Friday, February 20, 2015

Cleansing 10 Lepers; Healing One Soul

I was reading this morning in Luke 17: 11-19 about Jesus healing 10 lepers (read the whole story here), and a few things stood out to me:

1) All 10 lepers cry out to Jesus to be healed. We have to ask, to make our request. I saw a tweet today that said God will not answer 100% of the prayers you don't pray.

2) Jesus gives them a command: to go and show themselves to the priest. At this point, they are still lepers. Can you imagine walking away from Jesus, thinking, But I'm still a leper? How can I present myself to the priest? But the Word says "As they went, they were cleansed." They had to go first in obedience. Then they were healed.

The Greek word for cleansed here (v. 14) literally means 'to cleanse from filth, to make clean from leprosy." The other word used here for healed (v. 15) means 'to heal, cure, restore to bodily health." On both accounts, we're talking about a physical healing.

3) Of the 10, only one returns to Jesus to give thanks.

4) To the one who offers thanks, to the one who is grateful, Jesus declares him well. Other translations include "whole." The Greek word here is sozo. A beautiful word that means "to save" in other places of scripture, in other places where we link saving to salvation. However, this word also means "heal, preserve, be (make) whole."

This is the same word used in Romans 10:9 that if we confess with our mouth that Jesus is Lord and believe in our heart that God raised Him from the dead, we will be saved [sozo]. and in Romans 10:13: "For everyone who calls on the name of the Lord will be saved [sozo]."

There are three words in this passage that can all be translated in other places of scripture as 'healed.' But only one man received sozo healing.



How many of us beg God for mercy, to change our physical circumstances, but never obey His command? How many of us beg for God to answer our prayers, but never return to give thanks?

I wrote those two questions in my journal. I read them, and I thought, ouch.

I'm not trying to step on anyone's toes here. God's been stepping on mine this week, asking me: Will you obey me? Will you receive my word? Will you receive my message?

It's no secret to anyone that we've been trying to get pregnant since 2011, and in the process, we've tried lots of options. And when fertility failed, we quickly filled out adoption papers thinking that road would be easier, right? More secure, less likely to fail?

We are not pursuing anything this year, and in quiet moments of reflection, I've also had several moments of repentance. If I'm honest, God gave me His word in 2012. It's written in my journal: to wait, to stand firm and wait.

And He sent other messages over and over through messengers. Someone gave me a word in the fall of 2013 to be strong and courageous. Within six months, two other people had randomly given me the same word. At the time, I rejected it, of course. I was believing God for a baby now, and if I have to be strong, then times are still hard. If I have to be courageous, then I'm still in the battle. It sounded negative and discouraging. It sounded like more waiting.

And I didn't want to wait.

Last November, a woman spoke a specific word over us--that we needed to focus on God, walking our path, running in our lane, and not worrying about others or comparing ourselves to others, not desiring anything more than we desire Him.

These are bold words, people. Bless that woman who had the courage to hear from God and speak truth to us! Because the truth is, that's exactly what we needed to hear.

But at that time, on that evening, I rejected that word. I remember thinking that sounds like we won't be pregnant this December, and because that doesn't line up with what I'm believing God for, then I'm not going to receive it. She must have missed Him. 

See what I did there? How I spiritual I made my justification?

Our God is so gracious, though. He is a redeemer. That's the word He continues to give me over and over again. We surrender. He redeems. In his mercy, He has redeemed all of our expenses. Literally. Miraculously. In His mercy, He continues to heal our hearts. To make us whole. Sozo.

I want to be clear that we never felt like God said no to anything we've done. In all honesty, we thought we were doing the right thing. Doing our part and waiting on Him to do the rest. And I don't know that we were wrong or disobedient in that.

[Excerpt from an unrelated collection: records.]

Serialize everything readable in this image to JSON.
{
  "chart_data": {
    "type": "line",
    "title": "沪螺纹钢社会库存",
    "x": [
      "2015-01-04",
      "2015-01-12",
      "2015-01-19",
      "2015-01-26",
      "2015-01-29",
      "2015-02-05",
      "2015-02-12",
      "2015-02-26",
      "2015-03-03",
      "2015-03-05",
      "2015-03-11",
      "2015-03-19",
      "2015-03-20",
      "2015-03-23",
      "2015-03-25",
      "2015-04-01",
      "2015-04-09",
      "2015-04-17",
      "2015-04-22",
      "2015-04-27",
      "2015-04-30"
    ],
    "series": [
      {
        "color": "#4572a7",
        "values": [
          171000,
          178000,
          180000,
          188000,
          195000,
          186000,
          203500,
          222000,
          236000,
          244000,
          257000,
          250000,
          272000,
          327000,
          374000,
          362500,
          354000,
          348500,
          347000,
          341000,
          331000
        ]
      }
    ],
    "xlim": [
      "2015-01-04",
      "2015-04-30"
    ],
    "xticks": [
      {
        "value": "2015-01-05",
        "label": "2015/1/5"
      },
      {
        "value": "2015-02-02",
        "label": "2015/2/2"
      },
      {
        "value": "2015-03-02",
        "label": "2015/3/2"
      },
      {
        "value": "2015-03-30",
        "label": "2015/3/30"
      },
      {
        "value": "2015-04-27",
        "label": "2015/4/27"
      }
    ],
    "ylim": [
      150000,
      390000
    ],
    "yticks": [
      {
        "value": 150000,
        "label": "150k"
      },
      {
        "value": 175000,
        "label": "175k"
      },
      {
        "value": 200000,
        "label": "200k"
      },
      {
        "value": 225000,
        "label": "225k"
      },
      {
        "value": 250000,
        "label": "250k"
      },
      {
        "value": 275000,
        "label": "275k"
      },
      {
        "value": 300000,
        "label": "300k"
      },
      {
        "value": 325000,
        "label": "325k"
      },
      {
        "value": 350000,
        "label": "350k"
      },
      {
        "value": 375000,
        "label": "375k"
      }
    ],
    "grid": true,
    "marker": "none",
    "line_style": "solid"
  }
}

But if we only measured my heart--how patiently I waited, with what level of contentment I lived life and praised God, then we might see by how much I missed the mark.

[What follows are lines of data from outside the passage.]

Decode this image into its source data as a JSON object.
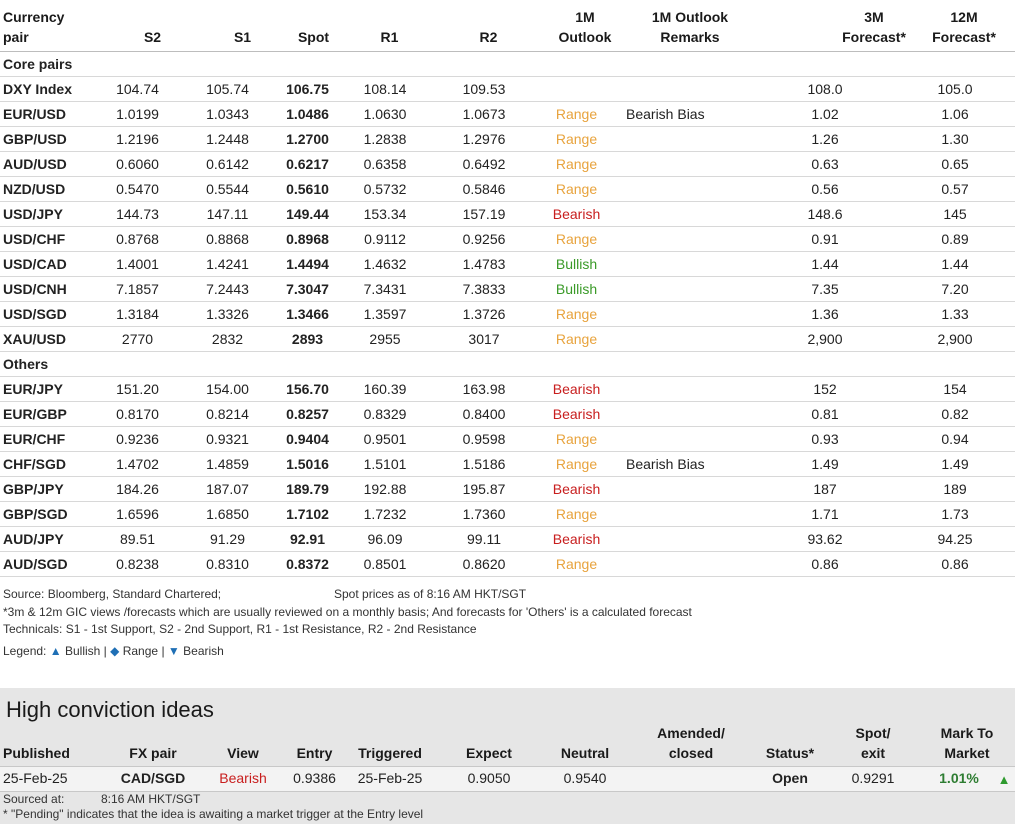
{
  "columns": {
    "pair": [
      "Currency",
      "pair"
    ],
    "s2": "S2",
    "s1": "S1",
    "spot": "Spot",
    "r1": "R1",
    "r2": "R2",
    "outlook": [
      "1M",
      "Outlook"
    ],
    "remarks": [
      "1M Outlook",
      "Remarks"
    ],
    "f3m": [
      "3M",
      "Forecast*"
    ],
    "f12m": [
      "12M",
      "Forecast*"
    ]
  },
  "sections": [
    {
      "title": "Core pairs",
      "rows": [
        {
          "pair": "DXY Index",
          "s2": "104.74",
          "s1": "105.74",
          "spot": "106.75",
          "r1": "108.14",
          "r2": "109.53",
          "outlook": "",
          "remarks": "",
          "f3m": "108.0",
          "f12m": "105.0"
        },
        {
          "pair": "EUR/USD",
          "s2": "1.0199",
          "s1": "1.0343",
          "spot": "1.0486",
          "r1": "1.0630",
          "r2": "1.0673",
          "outlook": "Range",
          "remarks": "Bearish Bias",
          "f3m": "1.02",
          "f12m": "1.06"
        },
        {
          "pair": "GBP/USD",
          "s2": "1.2196",
          "s1": "1.2448",
          "spot": "1.2700",
          "r1": "1.2838",
          "r2": "1.2976",
          "outlook": "Range",
          "remarks": "",
          "f3m": "1.26",
          "f12m": "1.30"
        },
        {
          "pair": "AUD/USD",
          "s2": "0.6060",
          "s1": "0.6142",
          "spot": "0.6217",
          "r1": "0.6358",
          "r2": "0.6492",
          "outlook": "Range",
          "remarks": "",
          "f3m": "0.63",
          "f12m": "0.65"
        },
        {
          "pair": "NZD/USD",
          "s2": "0.5470",
          "s1": "0.5544",
          "spot": "0.5610",
          "r1": "0.5732",
          "r2": "0.5846",
          "outlook": "Range",
          "remarks": "",
          "f3m": "0.56",
          "f12m": "0.57"
        },
        {
          "pair": "USD/JPY",
          "s2": "144.73",
          "s1": "147.11",
          "spot": "149.44",
          "r1": "153.34",
          "r2": "157.19",
          "outlook": "Bearish",
          "remarks": "",
          "f3m": "148.6",
          "f12m": "145"
        },
        {
          "pair": "USD/CHF",
          "s2": "0.8768",
          "s1": "0.8868",
          "spot": "0.8968",
          "r1": "0.9112",
          "r2": "0.9256",
          "outlook": "Range",
          "remarks": "",
          "f3m": "0.91",
          "f12m": "0.89"
        },
        {
          "pair": "USD/CAD",
          "s2": "1.4001",
          "s1": "1.4241",
          "spot": "1.4494",
          "r1": "1.4632",
          "r2": "1.4783",
          "outlook": "Bullish",
          "remarks": "",
          "f3m": "1.44",
          "f12m": "1.44"
        },
        {
          "pair": "USD/CNH",
          "s2": "7.1857",
          "s1": "7.2443",
          "spot": "7.3047",
          "r1": "7.3431",
          "r2": "7.3833",
          "outlook": "Bullish",
          "remarks": "",
          "f3m": "7.35",
          "f12m": "7.20"
        },
        {
          "pair": "USD/SGD",
          "s2": "1.3184",
          "s1": "1.3326",
          "spot": "1.3466",
          "r1": "1.3597",
          "r2": "1.3726",
          "outlook": "Range",
          "remarks": "",
          "f3m": "1.36",
          "f12m": "1.33"
        },
        {
          "pair": "XAU/USD",
          "s2": "2770",
          "s1": "2832",
          "spot": "2893",
          "r1": "2955",
          "r2": "3017",
          "outlook": "Range",
          "remarks": "",
          "f3m": "2,900",
          "f12m": "2,900"
        }
      ]
    },
    {
      "title": "Others",
      "rows": [
        {
          "pair": "EUR/JPY",
          "s2": "151.20",
          "s1": "154.00",
          "spot": "156.70",
          "r1": "160.39",
          "r2": "163.98",
          "outlook": "Bearish",
          "remarks": "",
          "f3m": "152",
          "f12m": "154"
        },
        {
          "pair": "EUR/GBP",
          "s2": "0.8170",
          "s1": "0.8214",
          "spot": "0.8257",
          "r1": "0.8329",
          "r2": "0.8400",
          "outlook": "Bearish",
          "remarks": "",
          "f3m": "0.81",
          "f12m": "0.82"
        },
        {
          "pair": "EUR/CHF",
          "s2": "0.9236",
          "s1": "0.9321",
          "spot": "0.9404",
          "r1": "0.9501",
          "r2": "0.9598",
          "outlook": "Range",
          "remarks": "",
          "f3m": "0.93",
          "f12m": "0.94"
        },
        {
          "pair": "CHF/SGD",
          "s2": "1.4702",
          "s1": "1.4859",
          "spot": "1.5016",
          "r1": "1.5101",
          "r2": "1.5186",
          "outlook": "Range",
          "remarks": "Bearish Bias",
          "f3m": "1.49",
          "f12m": "1.49"
        },
        {
          "pair": "GBP/JPY",
          "s2": "184.26",
          "s1": "187.07",
          "spot": "189.79",
          "r1": "192.88",
          "r2": "195.87",
          "outlook": "Bearish",
          "remarks": "",
          "f3m": "187",
          "f12m": "189"
        },
        {
          "pair": "GBP/SGD",
          "s2": "1.6596",
          "s1": "1.6850",
          "spot": "1.7102",
          "r1": "1.7232",
          "r2": "1.7360",
          "outlook": "Range",
          "remarks": "",
          "f3m": "1.71",
          "f12m": "1.73"
        },
        {
          "pair": "AUD/JPY",
          "s2": "89.51",
          "s1": "91.29",
          "spot": "92.91",
          "r1": "96.09",
          "r2": "99.11",
          "outlook": "Bearish",
          "remarks": "",
          "f3m": "93.62",
          "f12m": "94.25"
        },
        {
          "pair": "AUD/SGD",
          "s2": "0.8238",
          "s1": "0.8310",
          "spot": "0.8372",
          "r1": "0.8501",
          "r2": "0.8620",
          "outlook": "Range",
          "remarks": "",
          "f3m": "0.86",
          "f12m": "0.86"
        }
      ]
    }
  ],
  "notes": {
    "source": "Source: Bloomberg, Standard Chartered;",
    "spot_time": "Spot prices as of 8:16 AM HKT/SGT",
    "footnote": "*3m & 12m GIC views /forecasts which are usually reviewed on a monthly basis; And forecasts for 'Others' is a calculated forecast",
    "technicals": "Technicals: S1 - 1st Support, S2 - 2nd Support, R1 - 1st Resistance, R2 - 2nd Resistance",
    "legend_label": "Legend:",
    "legend_bullish": "Bullish",
    "legend_range": "Range",
    "legend_bearish": "Bearish",
    "sep": "|"
  },
  "high_conviction": {
    "title": "High conviction ideas",
    "headers": {
      "published": "Published",
      "pair": "FX pair",
      "view": "View",
      "entry": "Entry",
      "triggered": "Triggered",
      "expect": "Expect",
      "neutral": "Neutral",
      "amended": [
        "Amended/",
        "closed"
      ],
      "status": "Status*",
      "spot": [
        "Spot/",
        "exit"
      ],
      "mtm": [
        "Mark To",
        "Market"
      ]
    },
    "row": {
      "published": "25-Feb-25",
      "pair": "CAD/SGD",
      "view": "Bearish",
      "entry": "0.9386",
      "triggered": "25-Feb-25",
      "expect": "0.9050",
      "neutral": "0.9540",
      "amended": "",
      "status": "Open",
      "spot": "0.9291",
      "mtm": "1.01%"
    },
    "sourced_label": "Sourced at:",
    "sourced_time": "8:16 AM HKT/SGT",
    "pending_note": "* \"Pending\" indicates that the idea is awaiting a market trigger at the Entry level"
  },
  "colors": {
    "range": "#e8a33d",
    "bearish": "#c81e1e",
    "bullish": "#3a9a28",
    "mtm_arrow": "#2e9a2e",
    "legend_icon": "#1f6fb5"
  }
}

The good news, today and every day, is Jesus. And as I devour His Word again, as I am consumed by the words in red, as I read Luke 17, I am encouraged.

We ask.

We obey.

We give thanks.

He makes us well. He makes us whole. He makes us sozo.



1 comment:

Anonymous said...

I thank the Lord for the revelation He gives you through His word! I thank you for sharing amiga! This truly is powerful!